O caso do parque Augusta, avalia Daniela, requer a abertura de uma mesa de negociação. Questionado na semana passada sobre a possiblidade de recorrer a mecanismos previstos em lei para implantar o parque na totalidade do terreno, o prefeito Fernando Haddad (PT) foi evasivo. “Estamos num diálogo permanente com o Ministério Público, que está acompanhando todos os passos. O Ministério Público está bem inteirado e conosco”, disse.
De acordo com o Ministério Público Estadual, o promotor Roberto Proença, do Meio Ambiente, requisitou o projeto das construtoras aprovado pelo Conpresp e só se pronunciará depois de analisá-lo.
A prefeitura descarta desapropriar o terreno, mas evita comentar o estudo de outras medidas porque teme frustrar a expectativa dos defensores do parque.

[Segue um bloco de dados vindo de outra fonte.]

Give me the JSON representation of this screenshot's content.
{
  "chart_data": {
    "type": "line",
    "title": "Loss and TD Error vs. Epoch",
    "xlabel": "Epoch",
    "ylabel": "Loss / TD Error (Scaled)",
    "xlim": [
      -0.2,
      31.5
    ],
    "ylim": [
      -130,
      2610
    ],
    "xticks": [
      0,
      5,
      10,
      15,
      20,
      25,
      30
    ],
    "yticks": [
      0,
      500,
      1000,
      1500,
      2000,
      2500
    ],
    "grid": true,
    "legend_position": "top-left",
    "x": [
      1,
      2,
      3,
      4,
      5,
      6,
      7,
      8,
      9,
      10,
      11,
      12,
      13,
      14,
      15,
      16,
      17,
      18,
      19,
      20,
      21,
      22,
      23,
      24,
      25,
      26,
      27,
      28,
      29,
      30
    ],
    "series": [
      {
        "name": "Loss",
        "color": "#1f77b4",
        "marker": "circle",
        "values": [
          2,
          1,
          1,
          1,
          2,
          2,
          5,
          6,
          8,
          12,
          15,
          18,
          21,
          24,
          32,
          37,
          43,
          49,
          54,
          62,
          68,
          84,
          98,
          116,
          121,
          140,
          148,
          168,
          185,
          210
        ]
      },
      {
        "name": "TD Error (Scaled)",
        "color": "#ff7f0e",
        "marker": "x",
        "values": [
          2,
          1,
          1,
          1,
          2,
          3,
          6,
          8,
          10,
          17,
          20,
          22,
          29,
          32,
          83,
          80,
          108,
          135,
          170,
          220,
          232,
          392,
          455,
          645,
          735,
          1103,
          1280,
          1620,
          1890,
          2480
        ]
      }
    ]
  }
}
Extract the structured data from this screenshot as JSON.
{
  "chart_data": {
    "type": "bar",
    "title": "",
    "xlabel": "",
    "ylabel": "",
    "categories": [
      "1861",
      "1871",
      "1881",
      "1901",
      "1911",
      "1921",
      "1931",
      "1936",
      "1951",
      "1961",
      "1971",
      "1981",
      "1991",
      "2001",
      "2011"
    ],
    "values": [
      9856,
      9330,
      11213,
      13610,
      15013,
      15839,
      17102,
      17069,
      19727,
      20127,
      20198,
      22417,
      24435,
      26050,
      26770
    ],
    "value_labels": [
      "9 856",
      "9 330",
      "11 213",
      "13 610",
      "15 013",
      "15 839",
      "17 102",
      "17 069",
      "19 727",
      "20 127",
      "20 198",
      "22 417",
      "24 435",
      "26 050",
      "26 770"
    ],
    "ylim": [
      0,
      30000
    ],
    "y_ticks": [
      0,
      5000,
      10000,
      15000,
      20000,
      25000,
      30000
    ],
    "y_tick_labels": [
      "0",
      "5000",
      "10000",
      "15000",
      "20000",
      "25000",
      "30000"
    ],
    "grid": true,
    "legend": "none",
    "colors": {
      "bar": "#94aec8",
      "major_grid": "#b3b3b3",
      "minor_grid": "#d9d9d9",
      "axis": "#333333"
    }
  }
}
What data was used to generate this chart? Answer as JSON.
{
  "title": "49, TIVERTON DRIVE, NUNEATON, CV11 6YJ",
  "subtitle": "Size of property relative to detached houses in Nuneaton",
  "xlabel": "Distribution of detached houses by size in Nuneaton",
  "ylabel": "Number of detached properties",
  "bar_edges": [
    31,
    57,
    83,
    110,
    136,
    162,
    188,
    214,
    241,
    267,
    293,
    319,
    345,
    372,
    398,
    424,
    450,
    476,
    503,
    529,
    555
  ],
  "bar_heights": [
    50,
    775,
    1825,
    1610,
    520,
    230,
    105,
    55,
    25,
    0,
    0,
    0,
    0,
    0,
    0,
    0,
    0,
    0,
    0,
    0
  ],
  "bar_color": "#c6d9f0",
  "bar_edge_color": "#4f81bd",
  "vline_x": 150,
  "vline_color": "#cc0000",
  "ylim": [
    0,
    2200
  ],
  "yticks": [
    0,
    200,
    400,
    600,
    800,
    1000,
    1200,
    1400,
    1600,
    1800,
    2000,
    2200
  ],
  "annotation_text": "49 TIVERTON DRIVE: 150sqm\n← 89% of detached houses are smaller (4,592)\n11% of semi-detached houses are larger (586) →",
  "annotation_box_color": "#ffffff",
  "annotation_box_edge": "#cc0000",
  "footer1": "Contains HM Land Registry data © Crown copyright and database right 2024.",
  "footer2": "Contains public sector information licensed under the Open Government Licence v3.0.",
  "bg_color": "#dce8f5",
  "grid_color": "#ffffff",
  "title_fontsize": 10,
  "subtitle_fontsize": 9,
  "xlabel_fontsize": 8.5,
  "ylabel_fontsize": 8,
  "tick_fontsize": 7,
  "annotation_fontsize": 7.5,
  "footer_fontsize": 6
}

Zona de proteção ambiental
O Plano Diretor prevê a aplicação da transferência do direito de construir em casos de “preservação de áreas de propriedade particular, de interesse ambiental, localizadas em Zepam [Zonas Especiais de Proteção Ambiental]” e de “preservação de bem de interesse histórico, paisagístico, ambiental, social ou cultural”.
Como é classificado como Zepam, o parque Augusta, considerado um oásis de mata atlântica no centro paulistano, se enquadra no primeiro caso. Para especialistas, também se enquadra no segundo por ter edificações e árvores tombadas e por já ter funcionado como área aberta ao público.
“Além da localização central, da dimensão do terreno e da vegetação atlântica, inclusive tombada, esta área [o parque Augusta] tem sido utilizada pela população, de forma aberta, faz muitos anos, assim sua ‘ocupação’ é histórica. Trata-se de uma área que deveria receber proteção por parte do poder público”, avalia o advogado Michel Rosenthal, especializado em direito de vizinhança.
“Parque pela metade não tem jeito. Ninguém [na região] aceita essa ideia”, afirma Célia Marcondes, presidente da Sociedade Amigos e Moradores do Bairro de Cerqueira César. “Mais de 30 condomínios foram erguidos em torno do parque nos últimos dois anos. O que se quer é uma área permeável e livre.”
Ativistas mantêm o terreno do parque aberto desde o dia 17 de janeiro. A Cyrela e a Setin conseguiram na Justiça a reintegração de posse, e ela está marcada para 4 de março.
As construtoras dizem que o parque pode ser reaberto ao público dentro de um período de seis meses a um ano. Até lá, elas esperam obter os licenciamentos necessários para iniciar a obra dos prédios em parte do terreno.